Will Wal-Mart Steal Christmas?

  • JASON TURNER/THE JOURNAL/AP

    Shoppers stock up on toys at Wal-mart the day after Thanksgiving

    (2 of 2)

    Longer term, there's little question that Wal-Mart has gained an edge. Its share of the $25 billion traditional toy business has grown from 10.8% in 1993 to 21% today (and some analysts estimate it's more like 25%). Toys "R" Us, KB Toys and smaller toy chains, meanwhile, have either lost share, quit the business or struggled to hold ground. Says analyst Todd Kuhrt of Midwest Research, "It's clear that consumers are voting with their wallets for Wal-Mart and Target."

    One potential casualty: FAO Schwarz. The upscale chain, whose flagship Fifth Avenue store in New York City was immortalized by Tom Hanks in Big, has been losing sales to big-box retailers all year, and the chain is said to be facing a cash crunch heading into the holiday season. Parent company FAO Inc. is in default on its lending terms, creditors have signaled that they won't provide more loans, and analysts say the firm may seek bankruptcy protection before Christmas. That would mark a dismal end for FAO Inc., whose holdings include the Zany Brainy and Right Start chains. The firm emerged only in April from a previous stint under bankruptcy protection.

    The trouble is FAO's high-end focus no longer appears to be paying off. "FAO's pricing is out of line," carps Ken Kasarjian, who was checking out the goods at a Toys "R" Us store in Manhattan's Times Square last week with his twin 9-year-old sons. But Kasarjian was not particularly impressed with the prices at Toys "R" Us either. For now, he's planning to place some orders online and buy some other toys at Wal-Mart. His shopping habits aren't unusual, and that's troubling for toy retailers, who must compete for business with not just Wal-Mart but also drugstores, discount Web sellers and auction sites like eBay.

    Still, Eyler isn't about to admit defeat. Since the former FAO chief executive took the helm in 2000, he has aggressively restructured Toys "R" Us. He shuttered dozens of stores, consolidated support centers and freshened up the company image with a remodeling of 75% of its 680 flagship shops. The firm spent millions to improve customer service. It cut inventory from 14,000 to 9,000 items to focus on more profitable lines. And in a bid to differentiate its wares from Wal-Mart's — whose selection is limited despite expansions of toy shelf space around the holidays — it bolstered its exclusive merchandise and brands, adding lines like Animal Alley stuffed animals and Super Slicks radio-controlled cars. Selling more of its own brands should enable Toys "R" Us to cut costs because it can source the merchandise directly from contract factories in countries like China rather than buy from higher-priced manufacturers like Hasbro. Eyler says exclusive products account for 20% of the firm's merchandise mix, up from just 5% in 2000, and adds, "We will migrate it to 25% in the next few years."

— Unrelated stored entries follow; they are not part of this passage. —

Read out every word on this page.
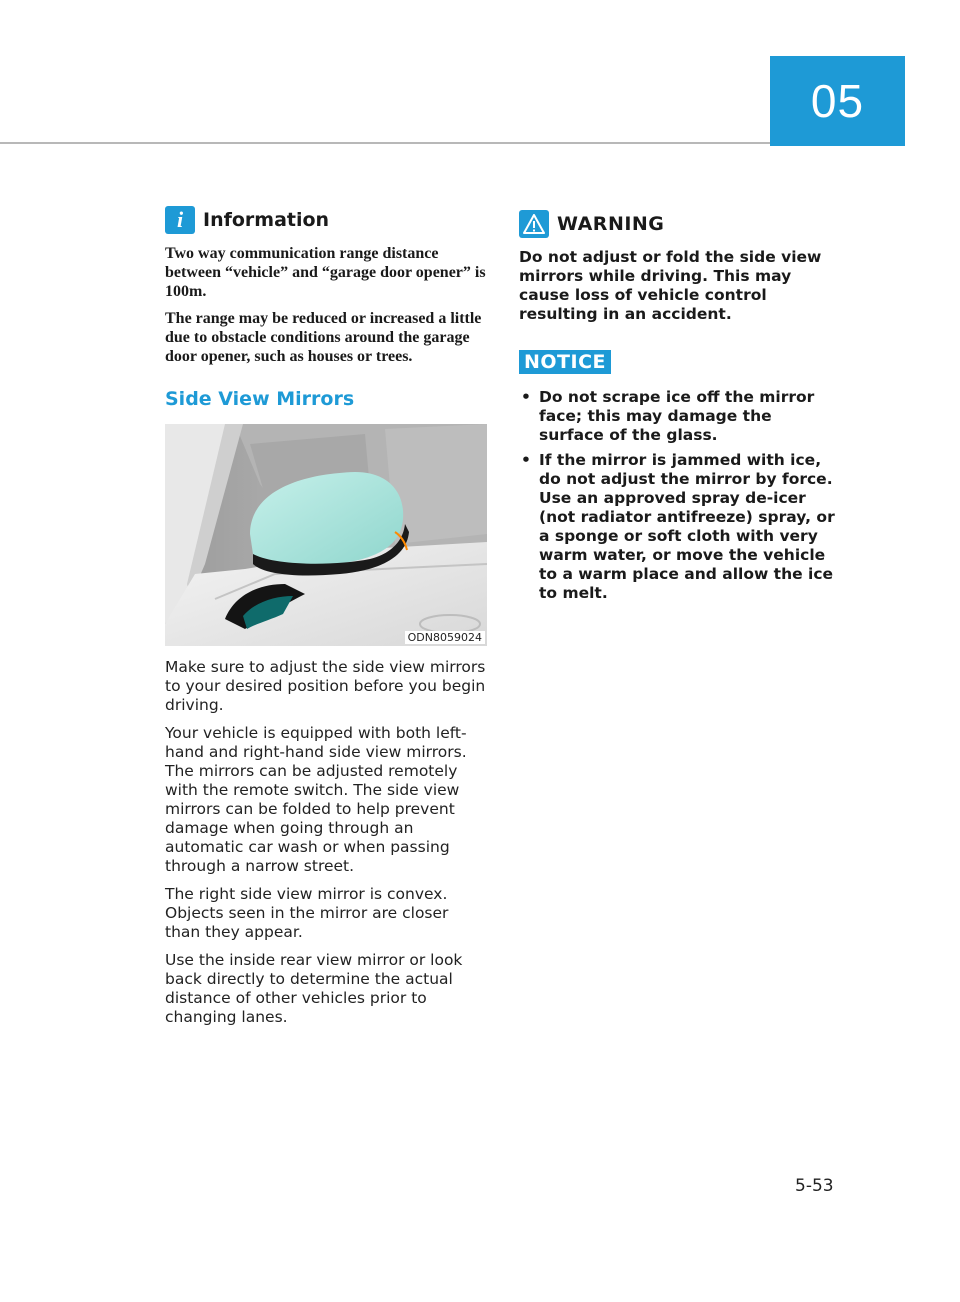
05
i	Information

Two way communication range distance between “vehicle” and “garage door opener” is 100m.

The range may be reduced or increased a little due to obstacle conditions around the garage door opener, such as houses or trees.

Side View Mirrors
ODN8059024

Make sure to adjust the side view mirrors to your desired position before you begin driving.

Your vehicle is equipped with both left-hand and right-hand side view mirrors. The mirrors can be adjusted remotely with the remote switch. The side view mirrors can be folded to help prevent damage when going through an automatic car wash or when passing through a narrow street.

The right side view mirror is convex. Objects seen in the mirror are closer than they appear.

Use the inside rear view mirror or look back directly to determine the actual distance of other vehicles prior to changing lanes.

WARNING

Do not adjust or fold the side view mirrors while driving. This may cause loss of vehicle control resulting in an accident.

NOTICE
• Do not scrape ice off the mirror face; this may damage the surface of the glass.
• If the mirror is jammed with ice, do not adjust the mirror by force. Use an approved spray de-icer (not radiator antifreeze) spray, or a sponge or soft cloth with very warm water, or move the vehicle to a warm place and allow the ice to melt.
5-53
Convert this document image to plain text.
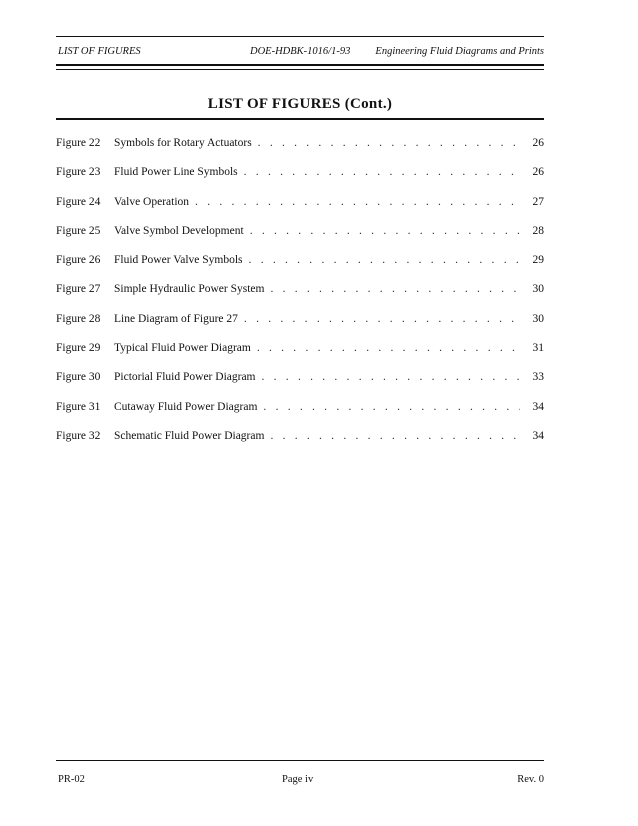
LIST OF FIGURES	DOE-HDBK-1016/1-93 Engineering Fluid Diagrams and Prints
LIST OF FIGURES (Cont.)
Figure 22	Symbols for Rotary Actuators . . .	26
Figure 23	Fluid Power Line Symbols . . .	26
Figure 24	Valve Operation . . .	27
Figure 25	Valve Symbol Development . . .	28
Figure 26	Fluid Power Valve Symbols . . .	29
Figure 27	Simple Hydraulic Power System . . .	30
Figure 28	Line Diagram of Figure 27 . . .	30
Figure 29	Typical Fluid Power Diagram . . .	31
Figure 30	Pictorial Fluid Power Diagram . . .	33
Figure 31	Cutaway Fluid Power Diagram . . .	34
Figure 32	Schematic Fluid Power Diagram . . .	34
PR-02	Page iv	Rev. 0
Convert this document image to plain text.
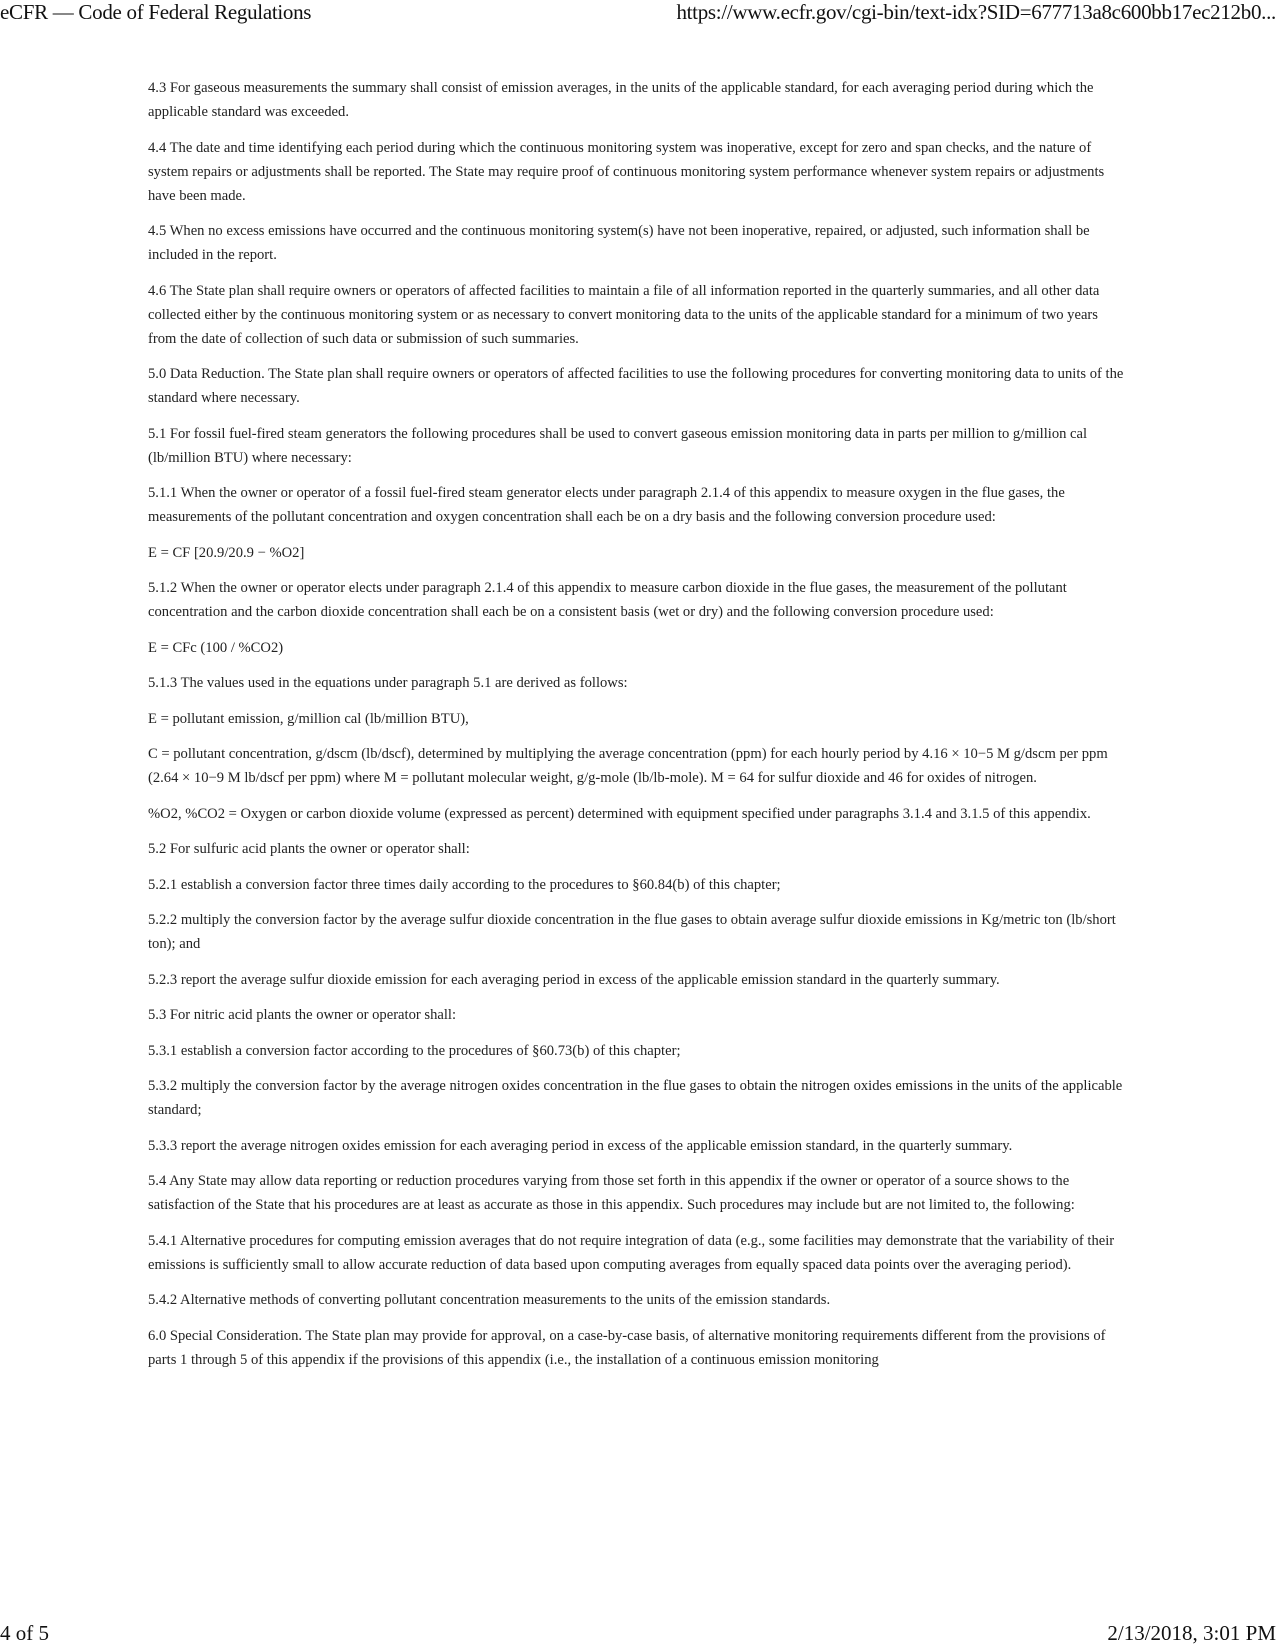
eCFR — Code of Federal Regulations	https://www.ecfr.gov/cgi-bin/text-idx?SID=677713a8c600bb17ec212b0...

4.3 For gaseous measurements the summary shall consist of emission averages, in the units of the applicable standard, for each averaging period during which the applicable standard was exceeded.

4.4 The date and time identifying each period during which the continuous monitoring system was inoperative, except for zero and span checks, and the nature of system repairs or adjustments shall be reported. The State may require proof of continuous monitoring system performance whenever system repairs or adjustments have been made.

4.5 When no excess emissions have occurred and the continuous monitoring system(s) have not been inoperative, repaired, or adjusted, such information shall be included in the report.

4.6 The State plan shall require owners or operators of affected facilities to maintain a file of all information reported in the quarterly summaries, and all other data collected either by the continuous monitoring system or as necessary to convert monitoring data to the units of the applicable standard for a minimum of two years from the date of collection of such data or submission of such summaries.

5.0 Data Reduction. The State plan shall require owners or operators of affected facilities to use the following procedures for converting monitoring data to units of the standard where necessary.

5.1 For fossil fuel-fired steam generators the following procedures shall be used to convert gaseous emission monitoring data in parts per million to g/million cal (lb/million BTU) where necessary:

5.1.1 When the owner or operator of a fossil fuel-fired steam generator elects under paragraph 2.1.4 of this appendix to measure oxygen in the flue gases, the measurements of the pollutant concentration and oxygen concentration shall each be on a dry basis and the following conversion procedure used:

E = CF [20.9/20.9 − %O2]

5.1.2 When the owner or operator elects under paragraph 2.1.4 of this appendix to measure carbon dioxide in the flue gases, the measurement of the pollutant concentration and the carbon dioxide concentration shall each be on a consistent basis (wet or dry) and the following conversion procedure used:

E = CFc (100 / %CO2)

5.1.3 The values used in the equations under paragraph 5.1 are derived as follows:

E = pollutant emission, g/million cal (lb/million BTU),

C = pollutant concentration, g/dscm (lb/dscf), determined by multiplying the average concentration (ppm) for each hourly period by 4.16 × 10−5 M g/dscm per ppm (2.64 × 10−9 M lb/dscf per ppm) where M = pollutant molecular weight, g/g-mole (lb/lb-mole). M = 64 for sulfur dioxide and 46 for oxides of nitrogen.

%O2, %CO2 = Oxygen or carbon dioxide volume (expressed as percent) determined with equipment specified under paragraphs 3.1.4 and 3.1.5 of this appendix.

5.2 For sulfuric acid plants the owner or operator shall:

5.2.1 establish a conversion factor three times daily according to the procedures to §60.84(b) of this chapter;

5.2.2 multiply the conversion factor by the average sulfur dioxide concentration in the flue gases to obtain average sulfur dioxide emissions in Kg/metric ton (lb/short ton); and

5.2.3 report the average sulfur dioxide emission for each averaging period in excess of the applicable emission standard in the quarterly summary.

5.3 For nitric acid plants the owner or operator shall:

5.3.1 establish a conversion factor according to the procedures of §60.73(b) of this chapter;

5.3.2 multiply the conversion factor by the average nitrogen oxides concentration in the flue gases to obtain the nitrogen oxides emissions in the units of the applicable standard;

5.3.3 report the average nitrogen oxides emission for each averaging period in excess of the applicable emission standard, in the quarterly summary.

5.4 Any State may allow data reporting or reduction procedures varying from those set forth in this appendix if the owner or operator of a source shows to the satisfaction of the State that his procedures are at least as accurate as those in this appendix. Such procedures may include but are not limited to, the following:

5.4.1 Alternative procedures for computing emission averages that do not require integration of data (e.g., some facilities may demonstrate that the variability of their emissions is sufficiently small to allow accurate reduction of data based upon computing averages from equally spaced data points over the averaging period).

5.4.2 Alternative methods of converting pollutant concentration measurements to the units of the emission standards.

6.0 Special Consideration. The State plan may provide for approval, on a case-by-case basis, of alternative monitoring requirements different from the provisions of parts 1 through 5 of this appendix if the provisions of this appendix (i.e., the installation of a continuous emission monitoring

4 of 5	2/13/2018, 3:01 PM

    Eyler also deserves credit for expanding in other areas. Revenues at Toys "R" Us shops overseas have risen 28% since 2000 and are expected to hit $2.4 billion this year. Meanwhile, the partnership with Amazon.com is on track to break even for the first time in 2004, after several years of losses. And sales at Babies "R" Us apparel stores are up 61% since 2000, to $1.8 billion.

    But the real challenge for the company is to boost profitability in the face of relentless pricing pressure. Profit margins at Toys "R" Us stores fell from 5.7% in 1999 to just 3.2% this year, according to Jefferies & Co. Eyler knows he can't back down by letting the behemoths undercut his prices. "We won't allow [Wal-Mart] to distance itself," he vows. Geoffrey, he hopes, will prove that price isn't everything, that shoppers will warm to the charms of brightly colored jungle gyms and playpens. And he can take comfort in this: you can't find those services at Wal-Mart. Yet.